EUROPEAN CENTRAL BANK
Mario Draghi, head of the ECB, made clear last week that he’s ready to launch further stimulus if the eurozone economy should need it. He made his remarks after the ECB 25-member governing council left its stimulus programs unchanged after having expanded them at its March meeting.

The current level of inflation — zero — is regarded as unhealthy and remains far below the central bank’s goal of just under 2 percent annually.

The ECB is already buying 80 billion euros ($91 billion) in bonds from banks each month through at least March 2017. The purchases are made with newly created money, something the ECB can do as the euro’s legal issuer.

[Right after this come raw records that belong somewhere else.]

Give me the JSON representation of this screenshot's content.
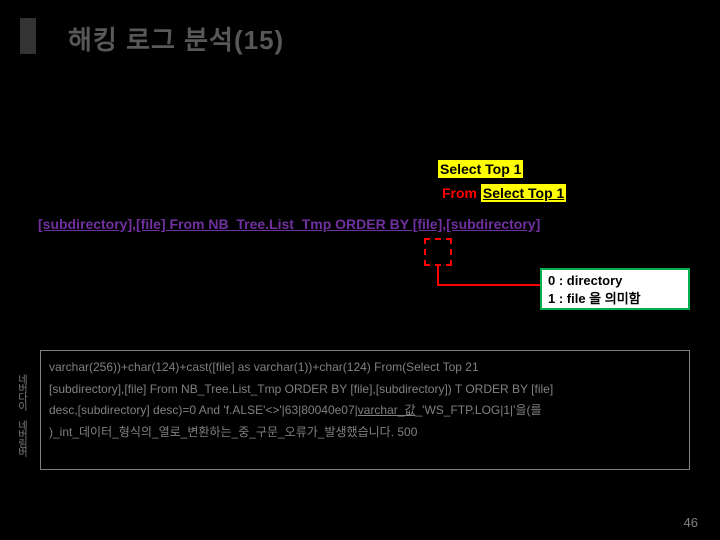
{
  "title": "해킹 로그 분석(15)",
  "colors": {
    "background": "#000000",
    "title": "#585858",
    "highlight_bg": "#ffff00",
    "highlight_text": "#000000",
    "from_text": "#ff0000",
    "purple": "#7030a0",
    "green_border": "#00b050",
    "code_text": "#808080",
    "dashed_border": "#ff0000"
  },
  "yellow1": "Select Top 1",
  "yellow2_from": "From ",
  "yellow2_sel": "Select Top 1",
  "purple_line": "[subdirectory],[file] From NB_Tree.List_Tmp ORDER BY [file],[subdirectory]",
  "green_box_line1": "0 : directory",
  "green_box_line2": "1 : file 을 의미함",
  "code_line1": "varchar(256))+char(124)+cast([file] as varchar(1))+char(124) From(Select Top 21",
  "code_line2": "[subdirectory],[file] From NB_Tree.List_Tmp ORDER BY [file],[subdirectory]) T ORDER BY [file]",
  "code_line3_a": "desc,[subdirectory] desc)=0 And 'f.ALSE'<>'|63|80040e07|",
  "code_line3_b": "varchar_값",
  "code_line3_c": "_'WS_FTP.LOG|1|'을(를",
  "code_line4": ")_int_데이터_형식의_열로_변환하는_중_구문_오류가_발생했습니다. 500",
  "side_label": "네버다이 네버림버",
  "page_number": "46"
}
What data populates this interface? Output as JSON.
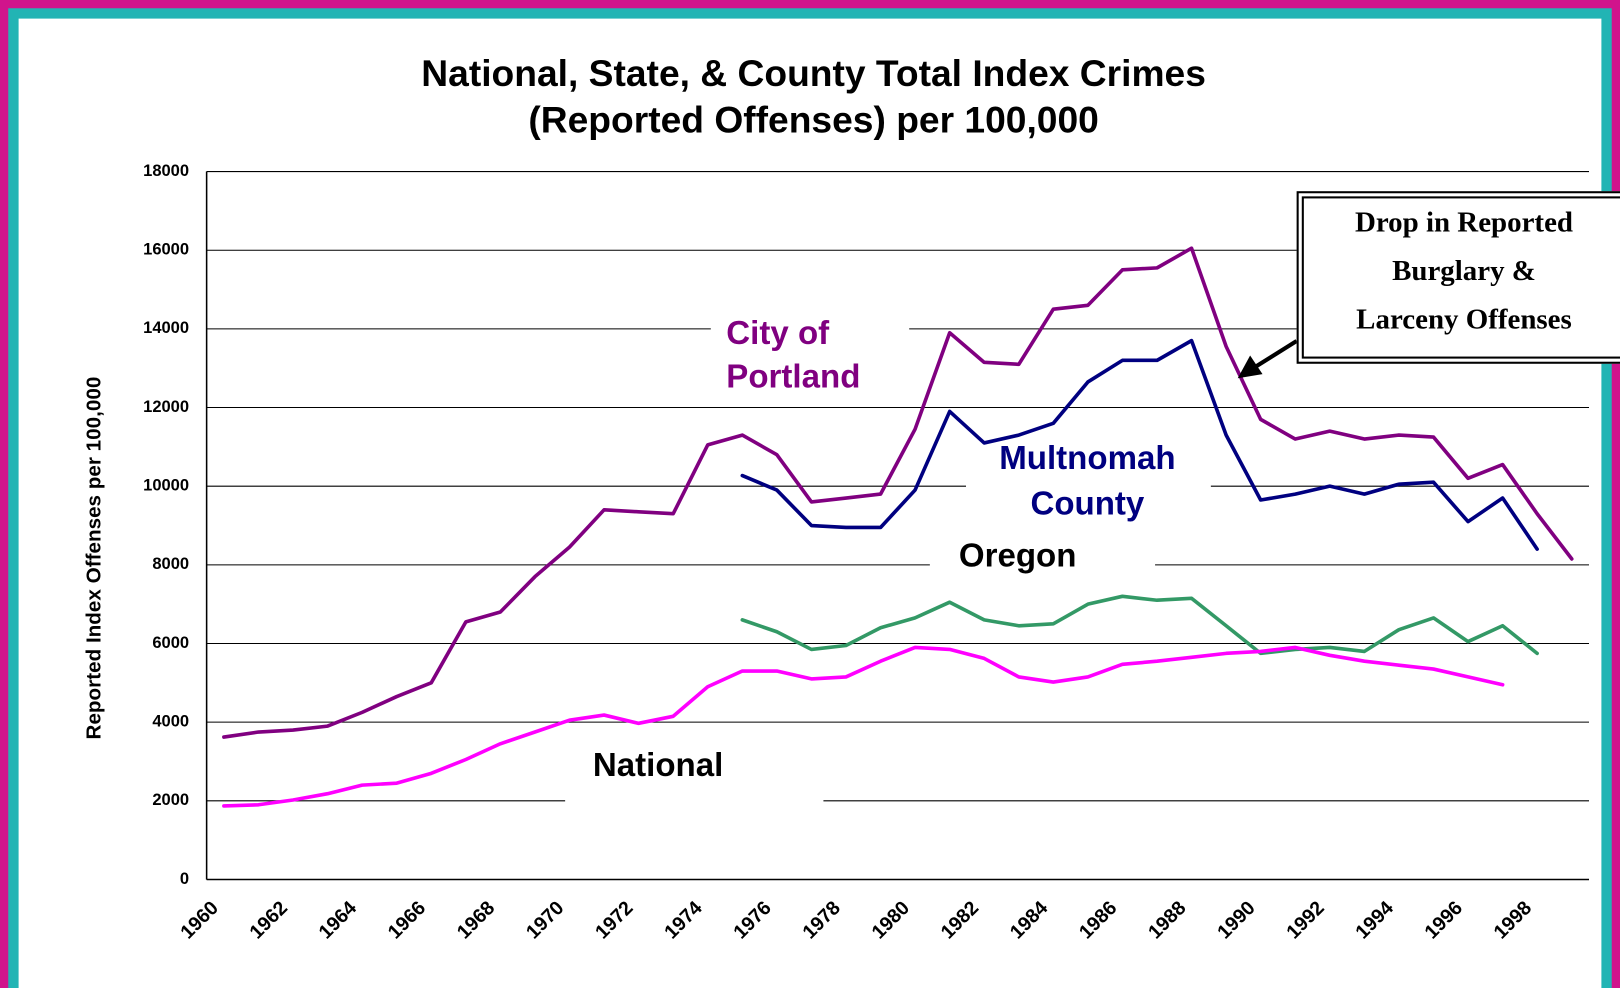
{
  "chart_data": {
    "type": "line",
    "title": "National, State, & County Total Index Crimes",
    "subtitle": "(Reported Offenses) per 100,000",
    "y_label": "Reported Index Offenses per 100,000",
    "categories": [
      "1960",
      null,
      "1962",
      null,
      "1964",
      null,
      "1966",
      null,
      "1968",
      null,
      "1970",
      null,
      "1972",
      null,
      "1974",
      null,
      "1976",
      null,
      "1978",
      null,
      "1980",
      null,
      "1982",
      null,
      "1984",
      null,
      "1986",
      null,
      "1988",
      null,
      "1990",
      null,
      "1992",
      null,
      "1994",
      null,
      "1996",
      null,
      "1998",
      null
    ],
    "series": [
      {
        "name": "City of Portland",
        "color": "#800080",
        "values": [
          3620,
          3750,
          3800,
          3900,
          4250,
          4650,
          5000,
          6550,
          6800,
          7700,
          8450,
          9400,
          9350,
          9300,
          11050,
          11300,
          10800,
          9600,
          9700,
          9800,
          11450,
          13900,
          13150,
          13100,
          14500,
          14600,
          15500,
          15550,
          16050,
          13550,
          11700,
          11200,
          11400,
          11200,
          11300,
          11250,
          10200,
          10550,
          9300,
          8150
        ]
      },
      {
        "name": "Multnomah County",
        "color": "#000080",
        "values": [
          null,
          null,
          null,
          null,
          null,
          null,
          null,
          null,
          null,
          null,
          null,
          null,
          null,
          null,
          null,
          10270,
          9900,
          9000,
          8950,
          8950,
          9900,
          11900,
          11100,
          11300,
          11600,
          12650,
          13200,
          13200,
          13700,
          11300,
          9650,
          9800,
          10000,
          9800,
          10050,
          10100,
          9100,
          9700,
          8400,
          null
        ]
      },
      {
        "name": "Oregon",
        "color": "#339966",
        "values": [
          null,
          null,
          null,
          null,
          null,
          null,
          null,
          null,
          null,
          null,
          null,
          null,
          null,
          null,
          null,
          6600,
          6300,
          5850,
          5950,
          6400,
          6650,
          7050,
          6600,
          6450,
          6500,
          7000,
          7200,
          7100,
          7150,
          6450,
          5750,
          5850,
          5900,
          5800,
          6350,
          6650,
          6050,
          6450,
          5750,
          null
        ]
      },
      {
        "name": "National",
        "color": "#ff00ff",
        "values": [
          1870,
          1900,
          2020,
          2180,
          2400,
          2450,
          2700,
          3050,
          3450,
          3750,
          4050,
          4180,
          3970,
          4150,
          4900,
          5300,
          5300,
          5100,
          5150,
          5550,
          5900,
          5850,
          5620,
          5150,
          5020,
          5150,
          5470,
          5550,
          5650,
          5750,
          5800,
          5900,
          5700,
          5550,
          5450,
          5350,
          5150,
          4950,
          null,
          null
        ]
      }
    ],
    "annotation": {
      "lines": [
        "Drop in Reported",
        "Burglary &",
        "Larceny Offenses"
      ]
    },
    "ylim": [
      0,
      18000
    ],
    "yticks": [
      0,
      2000,
      4000,
      6000,
      8000,
      10000,
      12000,
      14000,
      16000,
      18000
    ],
    "grid": true
  }
}
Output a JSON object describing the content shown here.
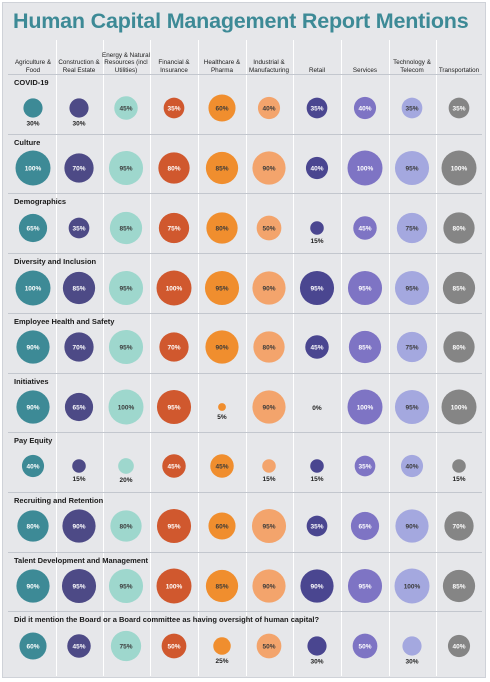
{
  "chart_data": {
    "type": "bubble-matrix",
    "title": "Human Capital Management Report Mentions",
    "categories": [
      "Agriculture & Food",
      "Construction & Real Estate",
      "Energy & Natural Resources (incl Utilities)",
      "Financial & Insurance",
      "Healthcare & Pharma",
      "Industrial & Manufacturing",
      "Retail",
      "Services",
      "Technology & Telecom",
      "Transportation"
    ],
    "category_colors": [
      "#3d8a96",
      "#4d4a86",
      "#9ed7cd",
      "#d0582e",
      "#f08e2e",
      "#f3a46c",
      "#4a4690",
      "#7e74c4",
      "#a4a8df",
      "#858585"
    ],
    "unit": "%",
    "series": [
      {
        "name": "COVID-19",
        "values": [
          30,
          30,
          45,
          35,
          60,
          40,
          35,
          40,
          35,
          35
        ]
      },
      {
        "name": "Culture",
        "values": [
          100,
          70,
          95,
          80,
          85,
          90,
          40,
          100,
          95,
          100
        ]
      },
      {
        "name": "Demographics",
        "values": [
          65,
          35,
          85,
          75,
          80,
          50,
          15,
          45,
          75,
          80
        ]
      },
      {
        "name": "Diversity and Inclusion",
        "values": [
          100,
          85,
          95,
          100,
          95,
          90,
          95,
          95,
          95,
          85
        ]
      },
      {
        "name": "Employee Health and Safety",
        "values": [
          90,
          70,
          95,
          70,
          90,
          80,
          45,
          85,
          75,
          80
        ]
      },
      {
        "name": "Initiatives",
        "values": [
          90,
          65,
          100,
          95,
          5,
          90,
          0,
          100,
          95,
          100
        ]
      },
      {
        "name": "Pay Equity",
        "values": [
          40,
          15,
          20,
          45,
          45,
          15,
          15,
          35,
          40,
          15
        ]
      },
      {
        "name": "Recruiting and Retention",
        "values": [
          80,
          90,
          80,
          95,
          60,
          95,
          35,
          65,
          90,
          70
        ]
      },
      {
        "name": "Talent Development and Management",
        "values": [
          90,
          95,
          95,
          100,
          85,
          90,
          90,
          95,
          100,
          85
        ]
      },
      {
        "name": "Did it mention the Board or a Board committee as having oversight of human capital?",
        "values": [
          60,
          45,
          75,
          50,
          25,
          50,
          30,
          50,
          30,
          40
        ]
      }
    ]
  }
}
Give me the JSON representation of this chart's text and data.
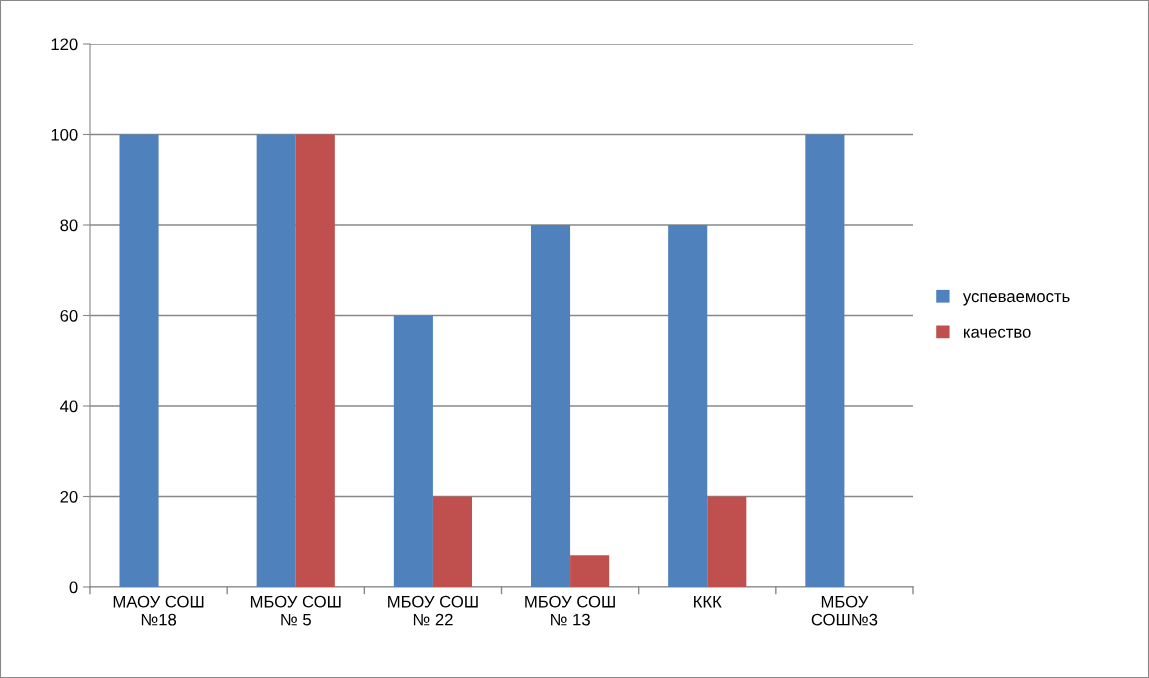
{
  "chart_data": {
    "type": "bar",
    "categories": [
      "МАОУ СОШ\n№18",
      "МБОУ СОШ\n№ 5",
      "МБОУ СОШ\n№ 22",
      "МБОУ СОШ\n№ 13",
      "ККК",
      "МБОУ\nСОШ№3"
    ],
    "series": [
      {
        "name": "успеваемость",
        "color": "#4f81bd",
        "values": [
          100,
          100,
          60,
          80,
          80,
          100
        ]
      },
      {
        "name": "качество",
        "color": "#c0504d",
        "values": [
          0,
          100,
          20,
          7,
          20,
          0
        ]
      }
    ],
    "ylim": [
      0,
      120
    ],
    "yticks": [
      0,
      20,
      40,
      60,
      80,
      100,
      120
    ],
    "grid": "y",
    "legend": "right"
  }
}
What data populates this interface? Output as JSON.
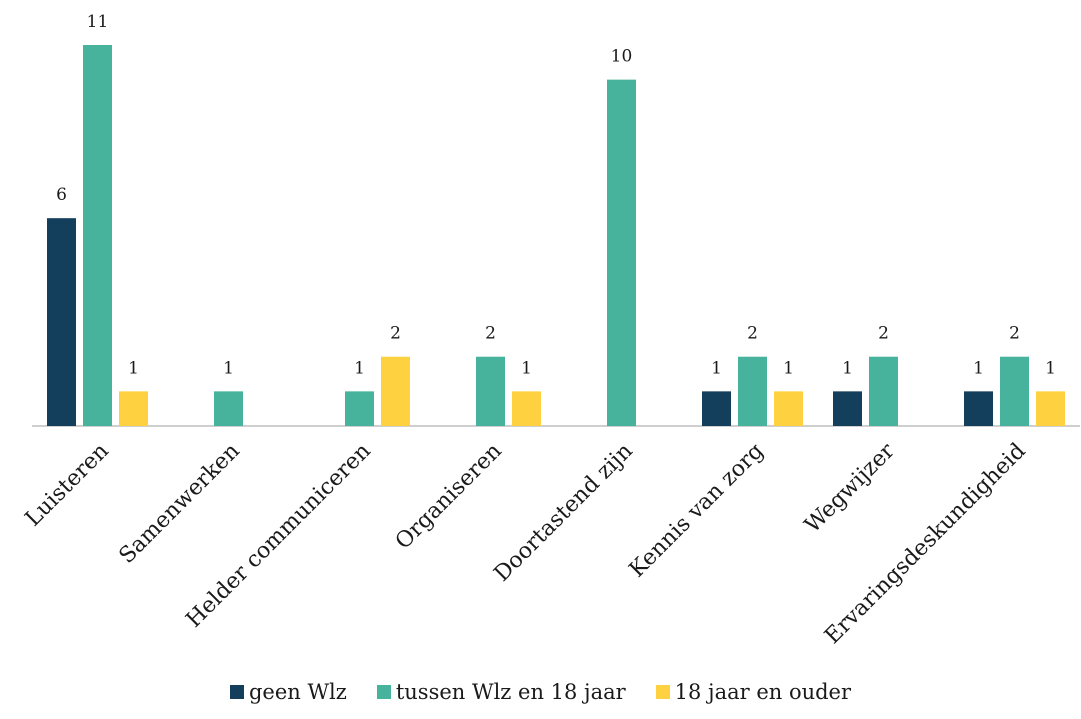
{
  "chart_data": {
    "type": "bar",
    "categories": [
      "Luisteren",
      "Samenwerken",
      "Helder communiceren",
      "Organiseren",
      "Doortastend  zijn",
      "Kennis van zorg",
      "Wegwijzer",
      "Ervaringsdeskundigheid"
    ],
    "series": [
      {
        "name": "geen Wlz",
        "color": "#143f5c",
        "values": [
          6,
          null,
          null,
          null,
          null,
          1,
          1,
          1
        ]
      },
      {
        "name": "tussen Wlz en 18 jaar",
        "color": "#48b39c",
        "values": [
          11,
          1,
          1,
          2,
          10,
          2,
          2,
          2
        ]
      },
      {
        "name": "18 jaar en ouder",
        "color": "#fdd13f",
        "values": [
          1,
          null,
          2,
          1,
          null,
          1,
          null,
          1
        ]
      }
    ],
    "ylim": [
      0,
      12
    ],
    "grid": false,
    "legend": "bottom",
    "axis_color": "#bfbfbf"
  }
}
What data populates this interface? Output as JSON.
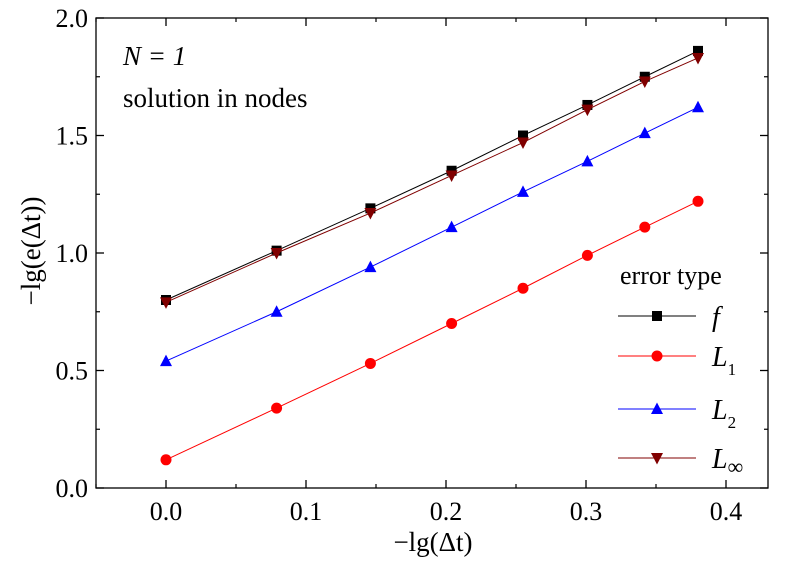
{
  "chart_data": {
    "type": "line",
    "title": "",
    "annotations": [
      "N = 1",
      "solution in nodes"
    ],
    "xlabel": "−lg(Δt)",
    "ylabel": "−lg(e(Δt))",
    "xlim": [
      -0.05,
      0.43
    ],
    "ylim": [
      0,
      2.0
    ],
    "xticks": [
      0.0,
      0.1,
      0.2,
      0.3,
      0.4
    ],
    "xtick_labels": [
      "0.0",
      "0.1",
      "0.2",
      "0.3",
      "0.4"
    ],
    "yticks": [
      0.0,
      0.5,
      1.0,
      1.5,
      2.0
    ],
    "ytick_labels": [
      "0.0",
      "0.5",
      "1.0",
      "1.5",
      "2.0"
    ],
    "grid": false,
    "legend": {
      "title": "error type",
      "placement": "bottom-right"
    },
    "x": [
      0.0,
      0.079,
      0.146,
      0.204,
      0.255,
      0.301,
      0.342,
      0.38
    ],
    "series": [
      {
        "name": "f",
        "color": "#000000",
        "marker": "square",
        "values": [
          0.8,
          1.01,
          1.19,
          1.35,
          1.5,
          1.63,
          1.75,
          1.86
        ]
      },
      {
        "name": "L1",
        "color": "#ff0000",
        "marker": "circle",
        "values": [
          0.12,
          0.34,
          0.53,
          0.7,
          0.85,
          0.99,
          1.11,
          1.22
        ]
      },
      {
        "name": "L2",
        "color": "#0000ff",
        "marker": "triangle-up",
        "values": [
          0.54,
          0.75,
          0.94,
          1.11,
          1.26,
          1.39,
          1.51,
          1.62
        ]
      },
      {
        "name": "L∞",
        "color": "#800000",
        "marker": "triangle-down",
        "values": [
          0.79,
          1.0,
          1.17,
          1.33,
          1.47,
          1.61,
          1.73,
          1.83
        ]
      }
    ]
  }
}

The idea behind increasing the supply of money in the banking system and the economy is to increase inflation and growth.

BANK OF ENGLAND
Bank of England policymakers voted unanimously this month to keep interest rates on hold amid concerns about whether Britain will vote to leave the European Union.

The June 23 referendum on a British exit from the EU has added uncertainty to a weakening economic outlook, leading some economists to downgrade their growth forecasts. Members of the Monetary Policy Committee expressed concern in minutes released from their April 13 meeting.

The International Monetary Fund has warned that an exit from the EU could disrupt trade and damage the world economy. As a result, the IMF cut its forecast for UK economic growth this year to 1.9 percent from 2.2 percent.

PEOPLE’S BANK OF CHINA
In a step to shore up slowing growth, China in February freed up more money for lending by cutting the amount its banks are required to hold in reserve.

The move follows declarations by Chinese leaders that they have room to boost growth despite concerns in global markets about capital outflows and stock and currency turmoil.

The amount of deposits that commercial lenders will be required to leave with the central bank will be cut by 0.5 percentage point on March 1, the central bank announced. That would reduce reserve levels for the country’s major state-owned banks to 17 per cent of deposits — still by far the world’s highest level.

The reduction is the second in just over four months, after a similar 0.5 per cent point cut on Oct. 23.

In March, the central bank governor said that China could meet this year’s official growth target and that Beijing has no need to weaken its currency to boost sagging exports. Zhou Xiaochuan expressed confidence that the economy could hit its goal, which the ruling Communist Party lowered this year to 6.5 per cent to 7 per cent from last year’s “about 7 per cent.” Growth last year reached a 25-year low of 6.9 per cent, though that still was among the world’s highest.